El funcionario adelantó que la emergencia hídrica es casi un hecho, aunque todavía lo están analizando en detalle. “Las actividades productivas que no estén empadronadas no podrán recibir agua para riego. Hay cultivos para los que no va a alcanzar el agua y, además, la prioridad la tiene siempre la industria. Por eso es importante que los agricultores no emprendan cultivos eventuales sin hacer consultas previas a las respectivas juntas de regantes, porque no se les podrá garantizar el riego”, remarcó el funcionario, e insistió en que el dique se halla en una cota histórica a la baja.

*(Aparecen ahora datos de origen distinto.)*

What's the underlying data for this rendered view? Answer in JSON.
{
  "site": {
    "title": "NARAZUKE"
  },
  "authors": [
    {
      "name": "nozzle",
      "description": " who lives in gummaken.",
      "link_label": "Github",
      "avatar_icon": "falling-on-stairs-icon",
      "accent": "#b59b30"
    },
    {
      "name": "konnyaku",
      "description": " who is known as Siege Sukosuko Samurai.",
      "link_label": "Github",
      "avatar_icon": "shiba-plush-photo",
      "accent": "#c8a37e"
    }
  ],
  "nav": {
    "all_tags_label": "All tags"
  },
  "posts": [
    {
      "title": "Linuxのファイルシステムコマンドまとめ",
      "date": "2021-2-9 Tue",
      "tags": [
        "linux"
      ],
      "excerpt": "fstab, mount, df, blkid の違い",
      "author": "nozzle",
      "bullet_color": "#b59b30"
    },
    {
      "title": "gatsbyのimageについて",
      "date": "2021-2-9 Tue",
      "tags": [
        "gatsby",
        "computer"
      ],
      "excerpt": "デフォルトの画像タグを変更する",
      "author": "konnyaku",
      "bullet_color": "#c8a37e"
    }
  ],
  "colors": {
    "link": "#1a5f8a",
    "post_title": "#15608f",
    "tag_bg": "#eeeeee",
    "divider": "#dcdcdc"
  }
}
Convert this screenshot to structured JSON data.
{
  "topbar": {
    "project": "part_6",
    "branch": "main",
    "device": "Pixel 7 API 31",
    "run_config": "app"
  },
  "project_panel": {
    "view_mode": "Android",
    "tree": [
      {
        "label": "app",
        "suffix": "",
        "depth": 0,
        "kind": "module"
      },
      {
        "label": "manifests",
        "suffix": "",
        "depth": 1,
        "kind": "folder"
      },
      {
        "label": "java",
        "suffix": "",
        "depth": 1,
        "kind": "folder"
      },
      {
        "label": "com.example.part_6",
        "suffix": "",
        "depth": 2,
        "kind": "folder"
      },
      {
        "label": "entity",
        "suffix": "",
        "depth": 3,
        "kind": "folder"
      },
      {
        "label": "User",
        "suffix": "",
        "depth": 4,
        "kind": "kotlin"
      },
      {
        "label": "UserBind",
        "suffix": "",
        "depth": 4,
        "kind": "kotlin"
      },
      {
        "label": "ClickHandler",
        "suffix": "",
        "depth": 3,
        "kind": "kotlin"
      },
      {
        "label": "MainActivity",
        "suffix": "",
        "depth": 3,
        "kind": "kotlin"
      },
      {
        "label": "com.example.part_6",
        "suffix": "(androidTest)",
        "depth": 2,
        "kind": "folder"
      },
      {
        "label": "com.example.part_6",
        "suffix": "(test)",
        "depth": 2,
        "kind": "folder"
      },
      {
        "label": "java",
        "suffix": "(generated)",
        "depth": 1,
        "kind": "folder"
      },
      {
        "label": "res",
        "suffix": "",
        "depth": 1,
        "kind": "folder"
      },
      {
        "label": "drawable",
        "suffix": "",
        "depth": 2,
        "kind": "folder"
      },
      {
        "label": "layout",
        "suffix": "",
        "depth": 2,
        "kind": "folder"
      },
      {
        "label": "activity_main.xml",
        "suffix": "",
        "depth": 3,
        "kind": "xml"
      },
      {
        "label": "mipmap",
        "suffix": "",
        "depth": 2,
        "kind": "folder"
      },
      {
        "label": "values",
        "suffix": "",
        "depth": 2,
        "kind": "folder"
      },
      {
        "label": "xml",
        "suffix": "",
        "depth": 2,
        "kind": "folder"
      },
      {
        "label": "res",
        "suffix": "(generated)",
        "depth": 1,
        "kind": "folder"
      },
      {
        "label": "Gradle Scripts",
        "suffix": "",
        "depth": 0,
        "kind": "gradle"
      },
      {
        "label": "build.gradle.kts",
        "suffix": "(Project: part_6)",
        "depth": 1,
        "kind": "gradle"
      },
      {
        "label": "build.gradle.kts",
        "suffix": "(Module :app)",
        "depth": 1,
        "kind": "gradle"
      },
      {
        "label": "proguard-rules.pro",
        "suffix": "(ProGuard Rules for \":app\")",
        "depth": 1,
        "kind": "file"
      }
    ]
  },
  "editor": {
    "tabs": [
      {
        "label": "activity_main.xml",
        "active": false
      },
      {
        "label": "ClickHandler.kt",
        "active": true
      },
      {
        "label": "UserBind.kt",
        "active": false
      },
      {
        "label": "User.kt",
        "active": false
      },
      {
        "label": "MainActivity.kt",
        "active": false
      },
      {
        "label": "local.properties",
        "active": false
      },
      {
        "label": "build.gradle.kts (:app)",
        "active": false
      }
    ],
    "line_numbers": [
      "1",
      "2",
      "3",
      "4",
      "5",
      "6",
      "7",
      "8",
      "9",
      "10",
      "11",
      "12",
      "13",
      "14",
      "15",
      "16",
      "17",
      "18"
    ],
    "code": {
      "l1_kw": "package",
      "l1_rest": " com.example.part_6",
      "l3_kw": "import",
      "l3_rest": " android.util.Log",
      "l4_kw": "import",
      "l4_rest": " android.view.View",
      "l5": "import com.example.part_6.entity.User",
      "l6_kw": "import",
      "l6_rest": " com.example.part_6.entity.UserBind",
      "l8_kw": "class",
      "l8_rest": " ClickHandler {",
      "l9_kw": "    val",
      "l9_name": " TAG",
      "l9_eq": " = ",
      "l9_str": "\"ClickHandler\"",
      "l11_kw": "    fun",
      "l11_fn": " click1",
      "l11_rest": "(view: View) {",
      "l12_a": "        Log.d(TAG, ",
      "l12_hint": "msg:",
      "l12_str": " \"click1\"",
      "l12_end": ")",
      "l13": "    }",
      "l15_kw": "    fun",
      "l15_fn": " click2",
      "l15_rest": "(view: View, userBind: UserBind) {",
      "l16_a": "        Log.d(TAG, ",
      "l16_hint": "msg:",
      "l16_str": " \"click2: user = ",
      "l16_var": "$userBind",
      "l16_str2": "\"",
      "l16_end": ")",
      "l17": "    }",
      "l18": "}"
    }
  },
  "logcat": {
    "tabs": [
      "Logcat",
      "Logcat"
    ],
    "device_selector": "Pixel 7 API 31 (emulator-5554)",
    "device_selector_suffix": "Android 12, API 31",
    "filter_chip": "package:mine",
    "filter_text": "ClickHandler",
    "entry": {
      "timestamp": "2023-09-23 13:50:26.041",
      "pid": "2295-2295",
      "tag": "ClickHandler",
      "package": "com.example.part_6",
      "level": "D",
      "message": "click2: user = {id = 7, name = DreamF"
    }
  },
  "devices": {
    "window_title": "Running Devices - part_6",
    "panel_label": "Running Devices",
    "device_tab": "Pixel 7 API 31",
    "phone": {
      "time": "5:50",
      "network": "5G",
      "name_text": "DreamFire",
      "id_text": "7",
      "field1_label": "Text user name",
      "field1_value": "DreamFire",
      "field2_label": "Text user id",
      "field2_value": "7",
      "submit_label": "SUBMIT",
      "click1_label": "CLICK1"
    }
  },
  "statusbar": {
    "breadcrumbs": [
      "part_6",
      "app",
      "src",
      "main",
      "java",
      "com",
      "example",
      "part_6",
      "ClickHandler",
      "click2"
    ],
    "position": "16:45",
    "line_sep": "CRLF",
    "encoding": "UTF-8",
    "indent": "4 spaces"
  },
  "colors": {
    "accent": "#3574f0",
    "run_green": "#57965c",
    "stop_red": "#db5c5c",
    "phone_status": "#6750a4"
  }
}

“A menos que haya una cuantiosa lluvia hasta mayo, cosa poco probable, hay muchos sectores que se verán afectados”, advirtió Giobellina. La situación es más preocupante si se tiene en cuenta la evaluación del climatólogo Juan Leónidas Minetti, quien alertó sobre una profundización de la sequía en nuestro país, en Estados Unidos, en China y en Brasil.

El Cadillal
Toda el agua que no cayó en el oeste de la provincia sí lo hizo en el norte. Por eso, explica Giobellina, El Cadillal se encuentra en condiciones de afrontar la provisión de agua en la estación seca en la que nos encontramos y que se extendería hasta la primavera. Ese embalse alimenta ingenios, citrícolas, tierras de cultivo y buena parte de agua potable en el Gran San Miguel de Tucumán. “La provisión de El Cadillal está garantizada, aunque por supuesto hay que cuidar el agua”, remarcó Giobellina.